Downloading config.json:   0%|          | 0.00/607 [00:00<?, ?B/s]

Downloading pytorch_model.bin:   0%|          | 0.00/329M [00:00<?, ?B/s]

Downloading tokenizer_config.json:   0%|          | 0.00/148 [00:00<?, ?B/s]

Downloading vocab.json:   0%|          | 0.00/899k [00:00<?, ?B/s]

Downloading merges.txt:   0%|          | 0.00/456k [00:00<?, ?B/s]

Downloading (…)cial_tokens_map.json:   0%|          | 0.00/772 [00:00<?, ?B/s]

In [10]:
query = "A man is eating pasta."

corpus = [
    "A man is eating food.",
    "A man is eating a piece of bread.",
    "The girl is carrying a baby.",
    "A man is riding a horse.",
    "A woman is playing violin.",
    "Two men pushed carts through the woods.",
    "A man is riding a white horse on an enclosed ground.",
    "A monkey is playing drums.",
    "A cheetah is running behind its prey.",
]

In [11]:
ranks = model.rank(query, corpus)

In [12]:
print("Query: ", query)
for rank in ranks:
    print(f"{rank['score']:.2f}\t{corpus[rank['corpus_id']]}")

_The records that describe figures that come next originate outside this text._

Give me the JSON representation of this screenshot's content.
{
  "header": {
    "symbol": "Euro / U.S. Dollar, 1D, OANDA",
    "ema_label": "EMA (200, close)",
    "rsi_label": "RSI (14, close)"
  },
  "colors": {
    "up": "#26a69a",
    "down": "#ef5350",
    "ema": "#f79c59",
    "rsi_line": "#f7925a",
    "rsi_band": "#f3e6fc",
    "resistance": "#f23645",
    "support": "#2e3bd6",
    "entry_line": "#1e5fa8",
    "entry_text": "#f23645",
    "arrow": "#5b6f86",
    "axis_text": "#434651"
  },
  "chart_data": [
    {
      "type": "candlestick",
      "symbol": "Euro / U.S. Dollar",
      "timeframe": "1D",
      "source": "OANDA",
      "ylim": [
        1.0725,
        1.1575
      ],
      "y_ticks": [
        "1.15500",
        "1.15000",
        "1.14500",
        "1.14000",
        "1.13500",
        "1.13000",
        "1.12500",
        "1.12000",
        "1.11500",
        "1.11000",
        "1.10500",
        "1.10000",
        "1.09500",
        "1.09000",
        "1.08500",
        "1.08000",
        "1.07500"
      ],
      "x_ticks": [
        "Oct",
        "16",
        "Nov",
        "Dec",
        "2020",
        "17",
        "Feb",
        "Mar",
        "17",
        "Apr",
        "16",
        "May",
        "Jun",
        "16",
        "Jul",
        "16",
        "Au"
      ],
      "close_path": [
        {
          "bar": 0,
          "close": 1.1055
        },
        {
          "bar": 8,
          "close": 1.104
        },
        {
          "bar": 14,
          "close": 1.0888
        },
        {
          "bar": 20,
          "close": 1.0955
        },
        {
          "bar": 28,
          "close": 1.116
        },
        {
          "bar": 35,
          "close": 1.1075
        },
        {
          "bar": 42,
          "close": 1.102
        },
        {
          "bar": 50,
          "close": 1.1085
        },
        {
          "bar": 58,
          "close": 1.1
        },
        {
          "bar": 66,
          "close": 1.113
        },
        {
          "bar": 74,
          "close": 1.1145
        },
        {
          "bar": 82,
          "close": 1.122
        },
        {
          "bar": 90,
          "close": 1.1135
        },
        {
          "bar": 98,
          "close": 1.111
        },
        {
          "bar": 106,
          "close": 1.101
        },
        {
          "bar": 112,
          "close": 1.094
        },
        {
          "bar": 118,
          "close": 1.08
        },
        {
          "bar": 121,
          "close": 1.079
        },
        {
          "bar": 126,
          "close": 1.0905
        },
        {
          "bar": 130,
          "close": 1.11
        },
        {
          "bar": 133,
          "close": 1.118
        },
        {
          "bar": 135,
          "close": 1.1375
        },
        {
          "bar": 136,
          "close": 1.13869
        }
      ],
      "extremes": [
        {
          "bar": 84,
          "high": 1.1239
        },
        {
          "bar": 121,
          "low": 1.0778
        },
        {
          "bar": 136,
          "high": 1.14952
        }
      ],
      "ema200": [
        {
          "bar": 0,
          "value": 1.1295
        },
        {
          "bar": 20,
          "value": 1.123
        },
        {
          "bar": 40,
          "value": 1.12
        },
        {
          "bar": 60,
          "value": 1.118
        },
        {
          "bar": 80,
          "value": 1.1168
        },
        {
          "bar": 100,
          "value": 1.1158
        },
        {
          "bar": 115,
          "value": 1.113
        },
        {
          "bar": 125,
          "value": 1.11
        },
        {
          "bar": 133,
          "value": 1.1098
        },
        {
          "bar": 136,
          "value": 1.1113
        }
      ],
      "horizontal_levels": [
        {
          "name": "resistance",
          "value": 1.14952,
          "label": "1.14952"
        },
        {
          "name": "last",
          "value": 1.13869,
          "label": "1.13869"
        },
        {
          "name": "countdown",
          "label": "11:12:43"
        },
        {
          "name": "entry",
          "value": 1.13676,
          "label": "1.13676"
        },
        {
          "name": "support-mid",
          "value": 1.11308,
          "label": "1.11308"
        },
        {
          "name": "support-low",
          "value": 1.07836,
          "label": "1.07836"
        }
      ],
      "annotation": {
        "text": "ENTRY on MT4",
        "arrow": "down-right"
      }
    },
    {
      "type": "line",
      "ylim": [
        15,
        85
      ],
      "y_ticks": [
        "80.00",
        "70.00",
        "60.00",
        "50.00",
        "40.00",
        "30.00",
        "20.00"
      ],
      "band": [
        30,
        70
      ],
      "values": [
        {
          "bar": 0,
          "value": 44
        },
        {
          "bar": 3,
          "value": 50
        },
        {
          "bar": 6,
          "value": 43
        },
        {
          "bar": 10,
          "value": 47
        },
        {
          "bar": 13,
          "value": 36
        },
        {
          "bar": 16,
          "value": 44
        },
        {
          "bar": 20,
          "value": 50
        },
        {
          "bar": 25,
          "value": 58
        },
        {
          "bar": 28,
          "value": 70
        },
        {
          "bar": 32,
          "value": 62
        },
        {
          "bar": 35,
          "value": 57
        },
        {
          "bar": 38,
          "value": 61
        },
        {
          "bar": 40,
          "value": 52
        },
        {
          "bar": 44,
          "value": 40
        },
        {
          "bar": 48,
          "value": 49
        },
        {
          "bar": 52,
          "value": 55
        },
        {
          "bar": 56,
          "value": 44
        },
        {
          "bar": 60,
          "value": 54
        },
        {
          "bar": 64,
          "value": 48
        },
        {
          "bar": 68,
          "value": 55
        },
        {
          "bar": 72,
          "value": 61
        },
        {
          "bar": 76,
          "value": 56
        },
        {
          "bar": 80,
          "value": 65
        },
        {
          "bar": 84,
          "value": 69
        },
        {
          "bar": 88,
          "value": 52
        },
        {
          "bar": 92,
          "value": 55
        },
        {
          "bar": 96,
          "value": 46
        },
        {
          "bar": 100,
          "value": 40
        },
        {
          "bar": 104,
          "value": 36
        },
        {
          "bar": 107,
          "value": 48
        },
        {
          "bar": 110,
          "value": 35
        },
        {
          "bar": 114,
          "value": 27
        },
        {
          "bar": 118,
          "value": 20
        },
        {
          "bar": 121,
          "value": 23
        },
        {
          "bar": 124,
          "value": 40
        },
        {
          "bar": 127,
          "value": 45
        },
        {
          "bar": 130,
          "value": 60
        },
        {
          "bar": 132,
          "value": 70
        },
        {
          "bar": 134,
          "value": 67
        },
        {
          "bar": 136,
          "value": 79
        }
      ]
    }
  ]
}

Query:  A man is eating pasta.
0.67	A man is eating food.
0.34	A man is eating a piece of bread.
0.08	A man is riding a horse.
0.07	A man is riding a white horse on an enclosed ground.
0.01	The girl is carrying a baby.
0.01	Two men pushed carts through the woods.
0.01	A monkey is playing drums.
0.01	A woman is playing violin.
0.01	A cheetah is running behind its prey.